G. is for Grape Leaves. These are one of my favorite appetizers. They also make a great snack or side dish. The recipe to make the stuffing is quite easy, but stuffing the grape leaves takes a bit of practice and some luck. Try it!
For the Rice Stuffing:
- 3 tablespoons currants
- Warm water
- 2 tablespoons extra-virgin olive oil
- 3 tablespoons pine nuts
- 1/2 cup finely chopped onion
- 1 cup long grain white rice (brown rice can be used too!)
- 1 tablespoon sugar
- 1 1/2 teaspoons ground cinnamon
- 2 cups hot water
- Juice of 1 lemon
- 2 tablespoons finely-chopped fresh mint leaves
- 2 tablespoons finely-chopped fresh dill
- 2 tablespoons finely-chopped fresh parsley
- Salt and freshly-ground pepper to taste
For the Leaves
- 1 (16-ounce) jar grape leaves
- 2 cups hot water
- 1/4 cup extra-virgin olive oil
- 2 tablespoons lemon juice
Directions to make the rice stuffing:
- Soak currants in warm water for 20 minutes; drain and set aside.

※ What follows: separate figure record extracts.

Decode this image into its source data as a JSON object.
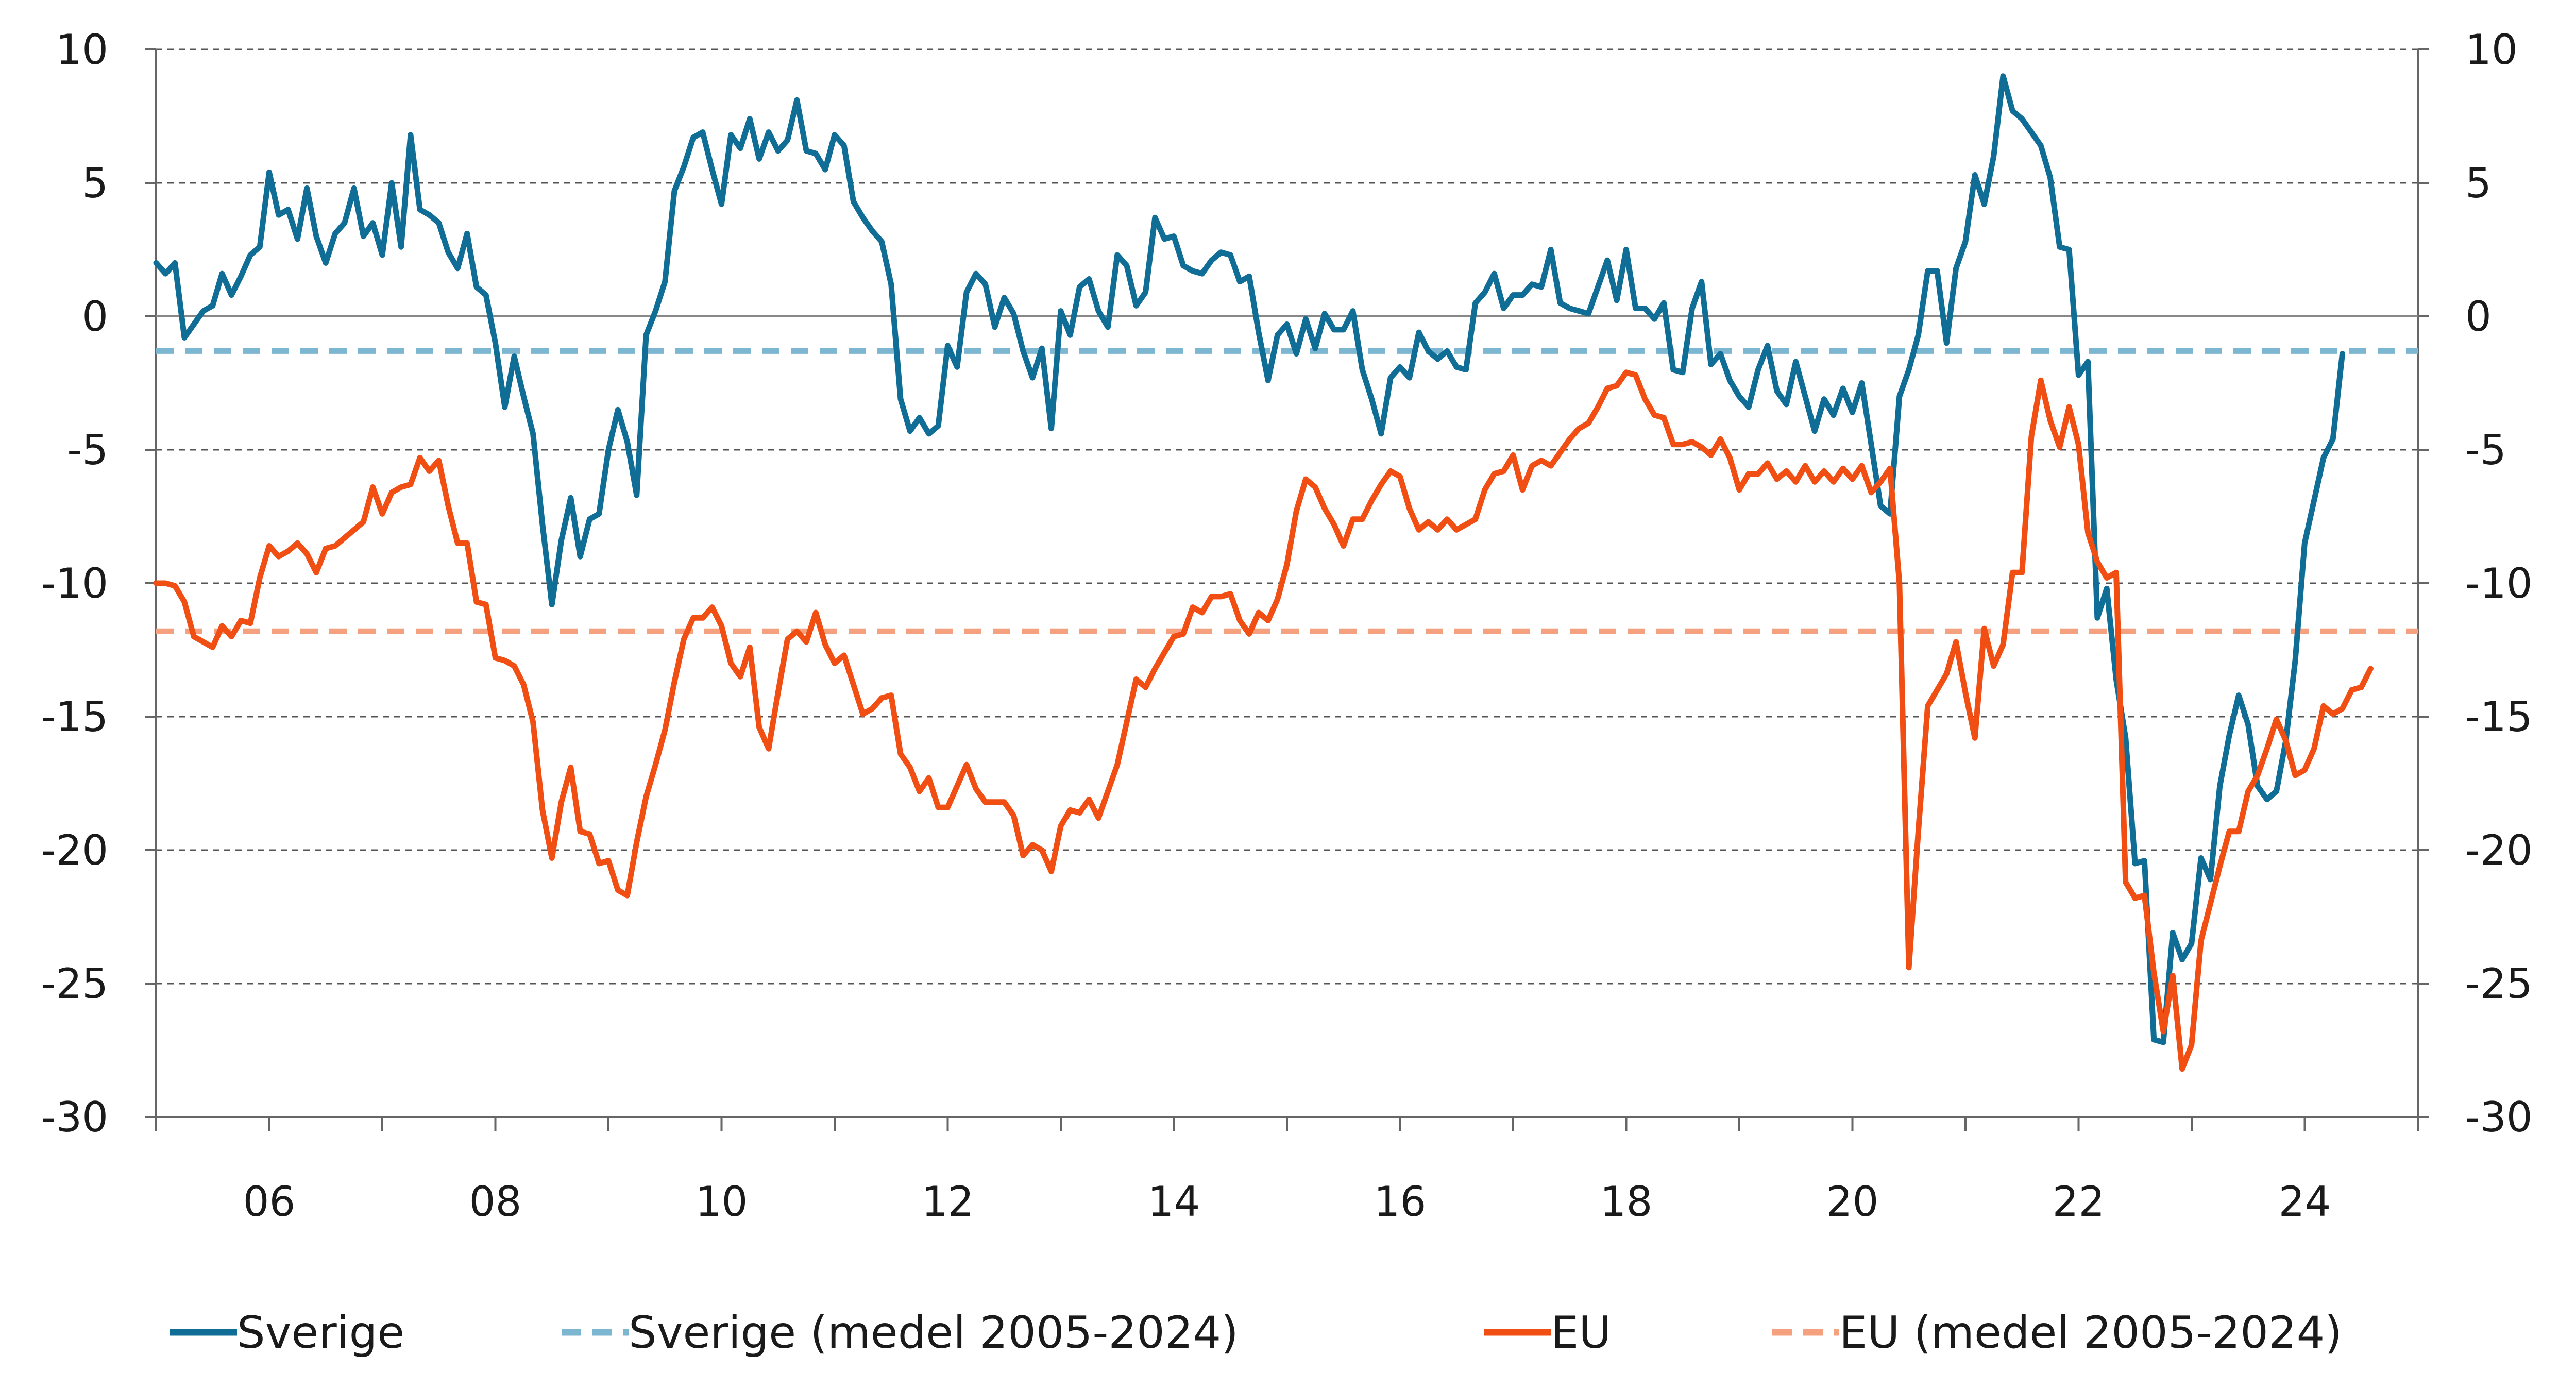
{
  "chart_data": {
    "type": "line",
    "title": "",
    "xlabel": "",
    "ylabel": "",
    "x_start": 2005.0,
    "x_step": 0.08333,
    "xlim": [
      2005.0,
      2025.0
    ],
    "ylim": [
      -30,
      10
    ],
    "yticks": [
      10,
      5,
      0,
      -5,
      -10,
      -15,
      -20,
      -25,
      -30
    ],
    "ytick_labels": [
      "10",
      "5",
      "0",
      "-5",
      "-10",
      "-15",
      "-20",
      "-25",
      "-30"
    ],
    "xticks": [
      2006,
      2008,
      2010,
      2012,
      2014,
      2016,
      2018,
      2020,
      2022,
      2024
    ],
    "xtick_labels": [
      "06",
      "08",
      "10",
      "12",
      "14",
      "16",
      "18",
      "20",
      "22",
      "24"
    ],
    "grid": "horizontal dashed",
    "legend_position": "bottom",
    "series": [
      {
        "name": "Sverige",
        "color": "#0f6d96",
        "style": "solid",
        "values": [
          2.0,
          1.6,
          2.0,
          -0.8,
          -0.3,
          0.2,
          0.4,
          1.6,
          0.8,
          1.5,
          2.3,
          2.6,
          5.4,
          3.8,
          4.0,
          2.9,
          4.8,
          3.0,
          2.0,
          3.1,
          3.5,
          4.8,
          3.0,
          3.5,
          2.3,
          5.0,
          2.6,
          6.8,
          4.0,
          3.8,
          3.5,
          2.4,
          1.8,
          3.1,
          1.1,
          0.8,
          -1.0,
          -3.4,
          -1.5,
          -3.0,
          -4.4,
          -7.8,
          -10.8,
          -8.4,
          -6.8,
          -9.0,
          -7.6,
          -7.4,
          -5.0,
          -3.5,
          -4.7,
          -6.7,
          -0.7,
          0.2,
          1.3,
          4.7,
          5.6,
          6.7,
          6.9,
          5.5,
          4.2,
          6.8,
          6.3,
          7.4,
          5.9,
          6.9,
          6.2,
          6.6,
          8.1,
          6.2,
          6.1,
          5.5,
          6.8,
          6.4,
          4.3,
          3.7,
          3.2,
          2.8,
          1.2,
          -3.1,
          -4.3,
          -3.8,
          -4.4,
          -4.1,
          -1.1,
          -1.9,
          0.9,
          1.6,
          1.2,
          -0.4,
          0.7,
          0.1,
          -1.3,
          -2.3,
          -1.2,
          -4.2,
          0.2,
          -0.7,
          1.1,
          1.4,
          0.2,
          -0.4,
          2.3,
          1.9,
          0.4,
          0.9,
          3.7,
          2.9,
          3.0,
          1.9,
          1.7,
          1.6,
          2.1,
          2.4,
          2.3,
          1.3,
          1.5,
          -0.6,
          -2.4,
          -0.7,
          -0.3,
          -1.4,
          -0.1,
          -1.2,
          0.1,
          -0.5,
          -0.5,
          0.2,
          -2.0,
          -3.1,
          -4.4,
          -2.3,
          -1.9,
          -2.3,
          -0.6,
          -1.3,
          -1.6,
          -1.3,
          -1.9,
          -2.0,
          0.5,
          0.9,
          1.6,
          0.3,
          0.8,
          0.8,
          1.2,
          1.1,
          2.5,
          0.5,
          0.3,
          0.2,
          0.1,
          1.1,
          2.1,
          0.6,
          2.5,
          0.3,
          0.3,
          -0.1,
          0.5,
          -2.0,
          -2.1,
          0.3,
          1.3,
          -1.8,
          -1.4,
          -2.4,
          -3.0,
          -3.4,
          -2.0,
          -1.1,
          -2.8,
          -3.3,
          -1.7,
          -3.0,
          -4.3,
          -3.1,
          -3.7,
          -2.7,
          -3.6,
          -2.5,
          -4.8,
          -7.1,
          -7.4,
          -3.0,
          -2.0,
          -0.7,
          1.7,
          1.7,
          -1.0,
          1.8,
          2.8,
          5.3,
          4.2,
          6.0,
          9.0,
          7.7,
          7.4,
          6.9,
          6.4,
          5.2,
          2.6,
          2.5,
          -2.2,
          -1.7,
          -11.3,
          -10.2,
          -13.6,
          -15.8,
          -20.5,
          -20.4,
          -27.1,
          -27.2,
          -23.1,
          -24.1,
          -23.5,
          -20.3,
          -21.1,
          -17.6,
          -15.7,
          -14.2,
          -15.3,
          -17.6,
          -18.1,
          -17.8,
          -15.9,
          -12.9,
          -8.5,
          -6.9,
          -5.3,
          -4.6,
          -1.4
        ]
      },
      {
        "name": "Sverige (medel 2005-2024)",
        "color": "#7db6d1",
        "style": "dashed",
        "constant": -1.3
      },
      {
        "name": "EU",
        "color": "#f04e12",
        "style": "solid",
        "values": [
          -10.0,
          -10.0,
          -10.1,
          -10.7,
          -12.0,
          -12.2,
          -12.4,
          -11.6,
          -12.0,
          -11.4,
          -11.5,
          -9.8,
          -8.6,
          -9.0,
          -8.8,
          -8.5,
          -8.9,
          -9.6,
          -8.7,
          -8.6,
          -8.3,
          -8.0,
          -7.7,
          -6.4,
          -7.4,
          -6.6,
          -6.4,
          -6.3,
          -5.3,
          -5.8,
          -5.4,
          -7.1,
          -8.5,
          -8.5,
          -10.7,
          -10.8,
          -12.8,
          -12.9,
          -13.1,
          -13.8,
          -15.2,
          -18.5,
          -20.3,
          -18.2,
          -16.9,
          -19.3,
          -19.4,
          -20.5,
          -20.4,
          -21.5,
          -21.7,
          -19.7,
          -18.0,
          -16.8,
          -15.5,
          -13.7,
          -12.1,
          -11.3,
          -11.3,
          -10.9,
          -11.6,
          -13.0,
          -13.5,
          -12.4,
          -15.4,
          -16.2,
          -14.1,
          -12.1,
          -11.8,
          -12.2,
          -11.1,
          -12.3,
          -13.0,
          -12.7,
          -13.8,
          -14.9,
          -14.7,
          -14.3,
          -14.2,
          -16.4,
          -16.9,
          -17.8,
          -17.3,
          -18.4,
          -18.4,
          -17.6,
          -16.8,
          -17.7,
          -18.2,
          -18.2,
          -18.2,
          -18.7,
          -20.2,
          -19.8,
          -20.0,
          -20.8,
          -19.1,
          -18.5,
          -18.6,
          -18.1,
          -18.8,
          -17.8,
          -16.8,
          -15.2,
          -13.6,
          -13.9,
          -13.2,
          -12.6,
          -12.0,
          -11.9,
          -10.9,
          -11.1,
          -10.5,
          -10.5,
          -10.4,
          -11.4,
          -11.9,
          -11.1,
          -11.4,
          -10.6,
          -9.3,
          -7.3,
          -6.1,
          -6.4,
          -7.2,
          -7.8,
          -8.6,
          -7.6,
          -7.6,
          -6.9,
          -6.3,
          -5.8,
          -6.0,
          -7.2,
          -8.0,
          -7.7,
          -8.0,
          -7.6,
          -8.0,
          -7.8,
          -7.6,
          -6.5,
          -5.9,
          -5.8,
          -5.2,
          -6.5,
          -5.6,
          -5.4,
          -5.6,
          -5.1,
          -4.6,
          -4.2,
          -4.0,
          -3.4,
          -2.7,
          -2.6,
          -2.1,
          -2.2,
          -3.1,
          -3.7,
          -3.8,
          -4.8,
          -4.8,
          -4.7,
          -4.9,
          -5.2,
          -4.6,
          -5.3,
          -6.5,
          -5.9,
          -5.9,
          -5.5,
          -6.1,
          -5.8,
          -6.2,
          -5.6,
          -6.2,
          -5.8,
          -6.2,
          -5.7,
          -6.1,
          -5.6,
          -6.6,
          -6.2,
          -5.7,
          -10.0,
          -24.4,
          -19.3,
          -14.6,
          -14.0,
          -13.4,
          -12.2,
          -14.1,
          -15.8,
          -11.7,
          -13.1,
          -12.3,
          -9.6,
          -9.6,
          -4.5,
          -2.4,
          -3.9,
          -4.9,
          -3.4,
          -4.8,
          -8.1,
          -9.2,
          -9.8,
          -9.6,
          -21.2,
          -21.8,
          -21.7,
          -24.6,
          -26.8,
          -24.7,
          -28.2,
          -27.3,
          -23.4,
          -22.0,
          -20.6,
          -19.3,
          -19.3,
          -17.8,
          -17.2,
          -16.2,
          -15.1,
          -15.9,
          -17.2,
          -17.0,
          -16.2,
          -14.6,
          -14.9,
          -14.7,
          -14.0,
          -13.9,
          -13.2
        ]
      },
      {
        "name": "EU (medel 2005-2024)",
        "color": "#f5a07e",
        "style": "dashed",
        "constant": -11.8
      }
    ]
  }
}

- In a saucepan heat olive oil over medium heat
- Add pine nuts; stir and cook the pine for about 2 minutes until they are golden brown. (watch carefully so that they don’t burn!)
- Add onion, rice, sugar, cinnamon, and hot water
- Stir and cover
- Cook until all the water has been absorbed (about 15 to 20 minutes)
- Remove from heat and stir in the lemon juice, dill, mint and parsley
- Season to taste with salt and pepper
- Let cool about 40 minutes before rolling grape leaves
Directions to prepare leaves
- Fill a large pot with salted water and bring to a boil.
- As the water is heating, trim the leaves by cutting the stems off, flush with the leaves.
- Trim any large, hard veins from the leaves.
- Place the leaves in the boiling water and let them soften for 3-5 minutes till they become pliable
- Drain and cover leaves with cold water
- Drain the leaves again and pat them dry.
- Take a leaf and carefully spread it on a cutting board with the shiny side down, bumpy side up
- Place 1 to 2 tablespoons of the rice stuffing near where the stem was(amt will depend on size of leaf)
- Fold the stem end of the leaf over the filling
- Fold both sides toward the middle, and then roll up into a cigar shape
- Squeeze lightly in the palm of your hand to seal the roll
- Repeat until filling is gone. Set aside any torn leaves
- Line the bottom of a large pot with the torn and unused leaves to create a bed for the stuffed grape leaves
- Arrange the stuffed grape rolls seam side down close together
- Pour the 2 cups hot water, olive oil, and lemon juice over them
- Heat over medium heat until the liquid begins to simmer
- Turn heat to low
- Weigh the stuffed grapes rolls down with an oven proof plate turned upside down
- Cover the baking dish with a lid and cook 35 to 40 minutes until the grape leaves are tender.